Drugi zakres to drugi zakres, lepiej operować tu prędkością, tempem, nie tętnem. Wiadomo, w takich warunkach tempo też będzie nie co niższe, ale nie bez przesady. Trzeba walczyć. Tętno będzie za to wyższe, ale nie ma to aż takiego znaczenia.

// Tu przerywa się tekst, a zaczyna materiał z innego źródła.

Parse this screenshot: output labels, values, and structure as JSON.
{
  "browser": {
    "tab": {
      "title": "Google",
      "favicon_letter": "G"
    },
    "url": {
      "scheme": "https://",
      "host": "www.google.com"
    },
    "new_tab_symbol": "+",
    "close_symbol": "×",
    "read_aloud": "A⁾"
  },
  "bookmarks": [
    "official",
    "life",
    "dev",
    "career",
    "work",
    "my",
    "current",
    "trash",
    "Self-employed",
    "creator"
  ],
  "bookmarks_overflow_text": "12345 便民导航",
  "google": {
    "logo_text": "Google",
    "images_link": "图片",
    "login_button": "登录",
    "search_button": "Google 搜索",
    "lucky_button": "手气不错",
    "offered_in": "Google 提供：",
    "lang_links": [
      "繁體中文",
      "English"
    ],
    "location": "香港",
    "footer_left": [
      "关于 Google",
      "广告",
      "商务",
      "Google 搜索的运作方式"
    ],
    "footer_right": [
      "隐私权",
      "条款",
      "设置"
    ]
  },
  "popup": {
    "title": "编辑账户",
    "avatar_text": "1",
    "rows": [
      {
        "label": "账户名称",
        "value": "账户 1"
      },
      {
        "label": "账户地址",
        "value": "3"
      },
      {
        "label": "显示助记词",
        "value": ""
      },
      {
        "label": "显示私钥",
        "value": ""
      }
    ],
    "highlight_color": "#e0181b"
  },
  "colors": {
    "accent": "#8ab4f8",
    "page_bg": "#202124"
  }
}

I lepiej stawiać sobie "zadania do wykonania": np. przebiec xx km w czasie xx, albo n razy ileś tam metrów po xx. Czyli w określonym tempie. A tętnem się jednak za bardzo nie sugerować, a najwyżej pomocniczo, bo za dużo zmiennych niezależnych od samego treningu ma na nie wpływ ... Zdecydowanie lepiej kierować się zatem własnymi, subiektywnymi odczuciami: jeśli czuję się dobrze, to jeszcze przycisnę, choć tętno sugerowałoby zakres poza wszelkimi zakresami ...
Awatar użytkownika
klosiu
Zaprawiony W Bojach
Zaprawiony W Bojach
Posty: 3196
Rejestracja: 05 lis 2006, 18:03
Życiówka na 10k: 43:40
Życiówka w maratonie: brak
Lokalizacja: Poznan

Nieprzeczytany post

Właśnie. To nie do jakiegoś określonego tętna powinno się dążyć na treningu, tylko do określonego poziomu wysiłku, a tętno służy do zgrubnego mierzenia tego poziomu w normalnych warunkach.
Ale w nienormalnych warunkach, tak jak teraz, nie ma co się nim kierować, bo nie jest miarodajne. Lepsze jest tempo.
Ostatnio zmieniony 04 lip 2012, 21:24 przez klosiu, łącznie zmieniany 1 raz.
The faster you are, the slower life goes by.